Sunday 24 September 2017

Law preventing long supervision order in child porn case 'stupid'

Fiona Ferguson

A JUDGE who wanted to jail a man repeatedly caught with child pornography for four years has criticised the law that prevents him from imposing a lengthy supervision order on him once he is released from prison.

Judge Martin Nolan declared the situation stupid -- or "asinine" -- and commented that the more serious the sentence imposed, the less post-release supervision the court could order.

The judge had initially sentenced Barry Watters (36) to four years with the final year suspended and ordered five years' post-release supervision.

But he was told by lawyers that under the law, if a four-year sentence was imposed, the maximum period of post-release supervision he could order was one year.

Section 29 (1b) of the Sexual Offenders Act 2001 outlines that the aggregate of the sentence imposed and the period of supervision cannot exceed the maximum sentence for the offence, which in this case is five years.

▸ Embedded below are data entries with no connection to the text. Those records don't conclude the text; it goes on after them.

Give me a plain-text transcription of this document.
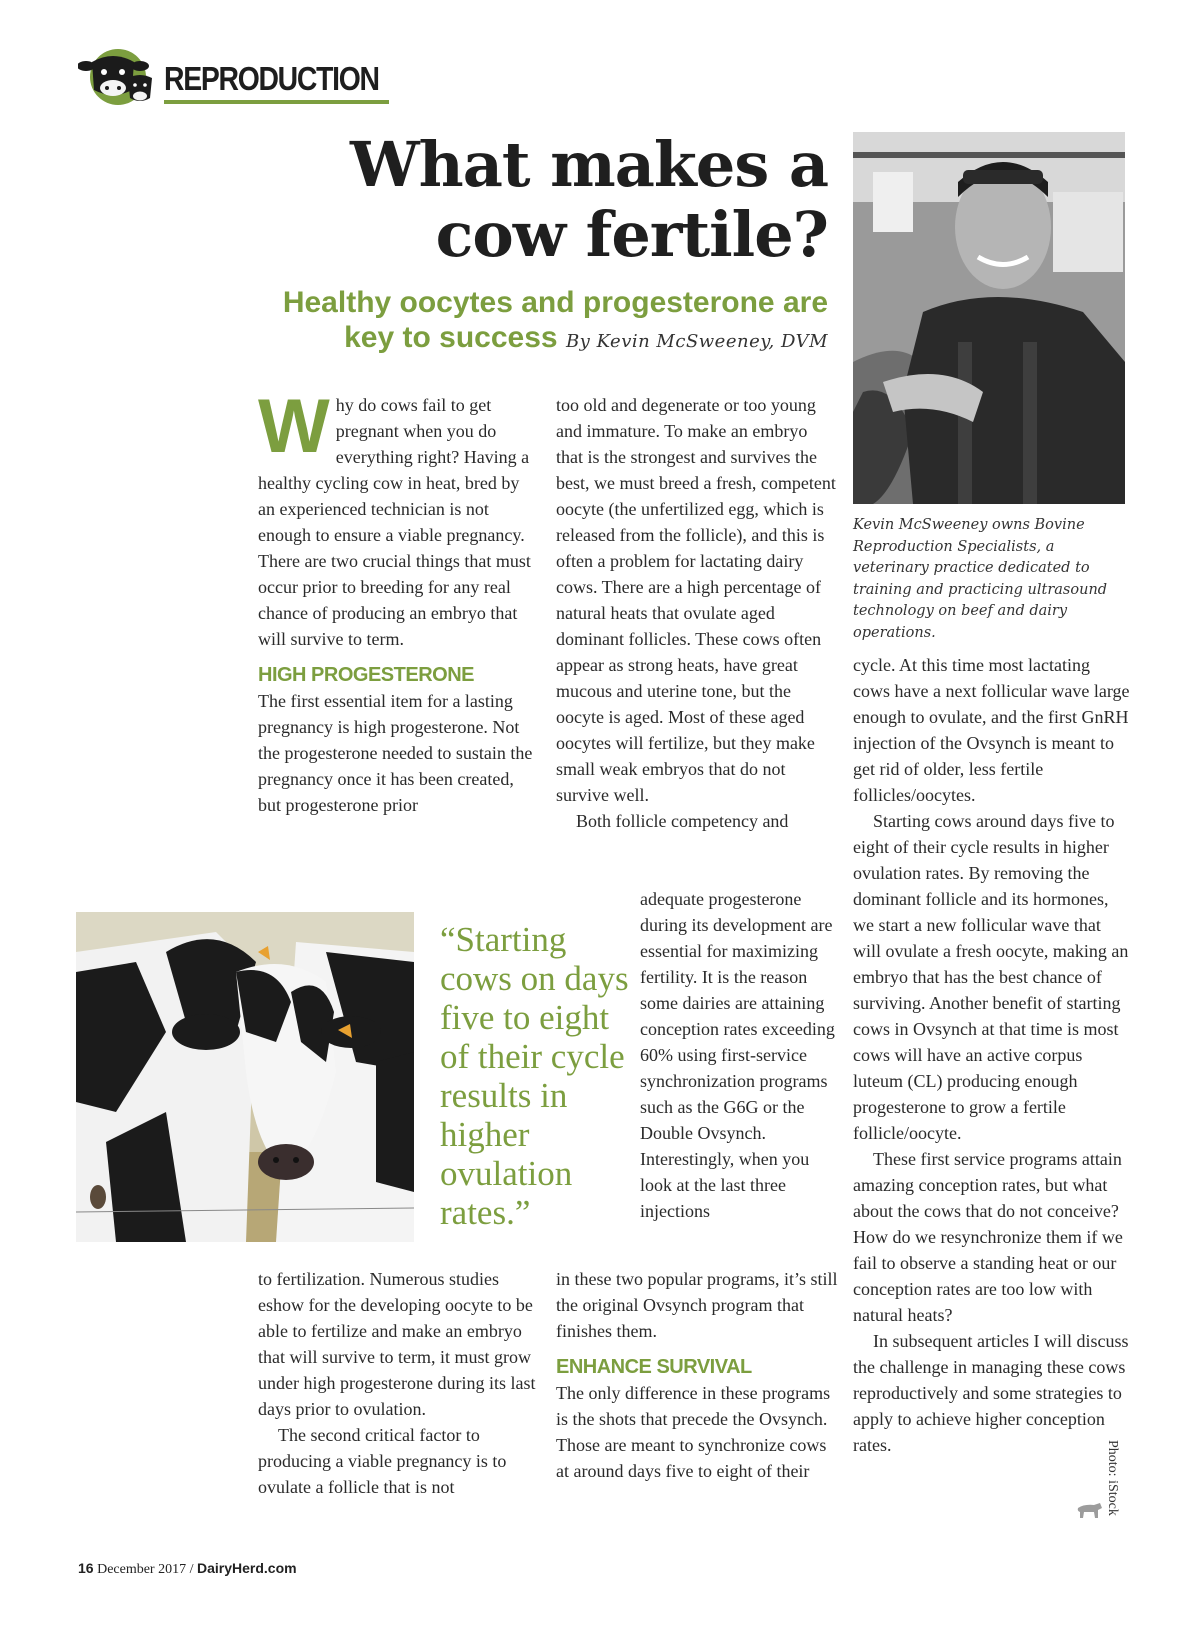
REPRODUCTION
What makes a cow fertile?
Healthy oocytes and progesterone are key to success By Kevin McSweeney, DVM
Kevin McSweeney owns Bovine Reproduction Specialists, a veterinary practice dedicated to training and practicing ultrasound technology on beef and dairy operations.

Why do cows fail to get pregnant when you do everything right? Having a healthy cycling cow in heat, bred by an experienced technician is not enough to ensure a viable pregnancy. There are two crucial things that must occur prior to breeding for any real chance of producing an embryo that will survive to term.

HIGH PROGESTERONE

The first essential item for a lasting pregnancy is high progesterone. Not the progesterone needed to sustain the pregnancy once it has been created, but progesterone prior

to fertilization. Numerous studies eshow for the developing oocyte to be able to fertilize and make an embryo that will survive to term, it must grow under high progesterone during its last days prior to ovulation.

The second critical factor to producing a viable pregnancy is to ovulate a follicle that is not

too old and degenerate or too young and immature. To make an embryo that is the strongest and survives the best, we must breed a fresh, competent oocyte (the unfertilized egg, which is released from the follicle), and this is often a problem for lactating dairy cows. There are a high percentage of natural heats that ovulate aged dominant follicles. These cows often appear as strong heats, have great mucous and uterine tone, but the oocyte is aged. Most of these aged oocytes will fertilize, but they make small weak embryos that do not survive well.

Both follicle competency and

adequate progesterone during its development are essential for maximizing fertility. It is the reason some dairies are attaining conception rates exceeding 60% using first-service synchronization programs such as the G6G or the Double Ovsynch. Interestingly, when you look at the last three injections

in these two popular programs, it’s still the original Ovsynch program that finishes them.

ENHANCE SURVIVAL

The only difference in these programs is the shots that precede the Ovsynch. Those are meant to synchronize cows at around days five to eight of their

cycle. At this time most lactating cows have a next follicular wave large enough to ovulate, and the first GnRH injection of the Ovsynch is meant to get rid of older, less fertile follicles/oocytes.

Starting cows around days five to eight of their cycle results in higher ovulation rates. By removing the dominant follicle and its hormones, we start a new follicular wave that will ovulate a fresh oocyte, making an embryo that has the best chance of surviving. Another benefit of starting cows in Ovsynch at that time is most cows will have an active corpus luteum (CL) producing enough progesterone to grow a fertile follicle/oocyte.

These first service programs attain amazing conception rates, but what about the cows that do not conceive? How do we resynchronize them if we fail to observe a standing heat or our conception rates are too low with natural heats?

In subsequent articles I will discuss the challenge in managing these cows reproductively and some strategies to apply to achieve higher conception rates.

“Starting cows on days five to eight of their cycle results in higher ovulation rates.”
Photo: iStock
16 December 2017 / DairyHerd.com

Watters has two previous convictions for possession of child pornography, in 2008 and 2010, and had reoffended on each occasion within a number of months.

James McCullough, defending, said that if the court imposed a four-year sentence, the maximum period of post-release supervision was one year. Ronan Kennedy, prosecuting, concurred that the legislation as it stands did not allow the court to impose five years' post-release supervision.

Judge Nolan adjourned the case for one week to allow submissions as to how he can deal with the post-release supervision within a legal context.